There was much hype surrounding the Genesis EQ900, the first flagship sedan under Hyundai Motor Group’s newly launched premium standalone brand, Genesis.
The world’s fifth-largest carmaker has put all its efforts in placing the brand on par with or beyond German luxury carmakers such as BMW and Mercedes-Benz. It has invited the press on five occasions to heat up the vibe while providing chauffeured test-drives around Seoul to potential customers.
And the market has responded warmly: Hyundai said it has received more than 13,000 preorders since Nov. 23, and the number is expected to exceed 15,000 around Christmas. The company started delivery of the preordered cars on Dec. 14.
On Thursday, the auto giant invited the press to get behind the wheel for the first time, driving from Walkerhill Hotel in eastern Seoul to Gapyeong, Gyeonggi Province.
I was given the car with the Lambda 3.3 V6 T-GDi twin turbo engine, which targets a younger generation than the conventional customers of the Equus, another high-end brand under Hyundai. With a full option of various safety and convenience options, the car costs around 120 million won ($101,500).
To start with, the drivability is impeccable. From the smooth steering to the gentle but powerful acceleration, the nearly 2-ton car feels lighter than its weight.
The suspension was better than expected. Cornering was smooth and when going over the speed bumps – Korea has a notoriously large number of speed bumps for pedestrian safety – the shock was nearly undetectable with the brakes, and was brought down to a minimum level even without braking.
The noise-sealing efficiently blocked nearly all the street noise the while Harman’s 14 Lexicon speakers delivered optimal surround sound. The smart drive program adjusted my driving posture after I input the height and weight data while the backseats emulating the first-class seats in flight hugged the body so well that I didn’t want to get out.
But perhaps what grabbed the most attention was the highway driving assist, which has an adaptive cruise control function.
By clicking a few buttons, one does not have to push any pedal or manipulate the steering wheel at all on the highway.

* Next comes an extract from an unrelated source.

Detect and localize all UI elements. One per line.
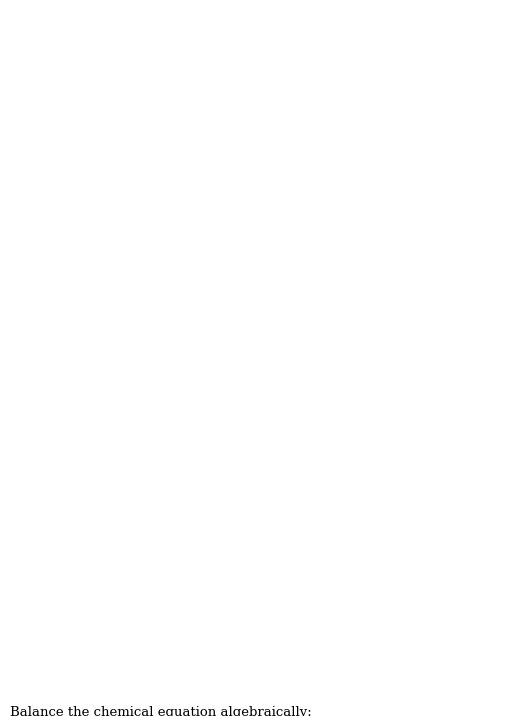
Text: Balance the chemical equation algebraically:: Balance the chemical equation algebraica… — [10, 706, 312, 716]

I set the maximum speed at 132 kilometers per hour. And within that speed the car maneuvered down the highway, without deserting the lane even at turns. The car automatically detected the risks of collisions on the front, side and the rear, and slowed down or sped up to avoid accidents.
All I had to do was to keep my hands on the wheel – the function turns off if the hands are removed from the steering wheel for more than 10 seconds because it is illegal in Korea to take the hands off the device.
The only concern is perhaps its marketing niche — coming up with a good story to convince the customers of the whole new brand concept. Currently, the car is a bit lost between two generations of cars: The car has the face of the old Genesis and the derriere of an Equus, a bit old for the former Genesis drivers and a big too light and sporty for Equus drivers.
If Hyundai wants to have the Genesis like what Acura is to Honda and Lexus is to Toyota on a global scale, the company may have to figure out how to approach the people used to the dichotomy, before it goes head-to-head with the German or American contemporaries.
The good news for the company is that local high-end motorists are embracing the car.
According to Kim Sang-dae, a marketing executive at Hyundai, about 20 percent of those who have ordered an EQ900 owns a foreign car. “We are very positive about the outlook of Genesis,” Kim said.
The EQ900, which will be sold under the name of G90 overseas from later 2016, will make an overseas debut at the Detroit Motor Show in January, targeting the U.S., the world’s largest upscale auto market.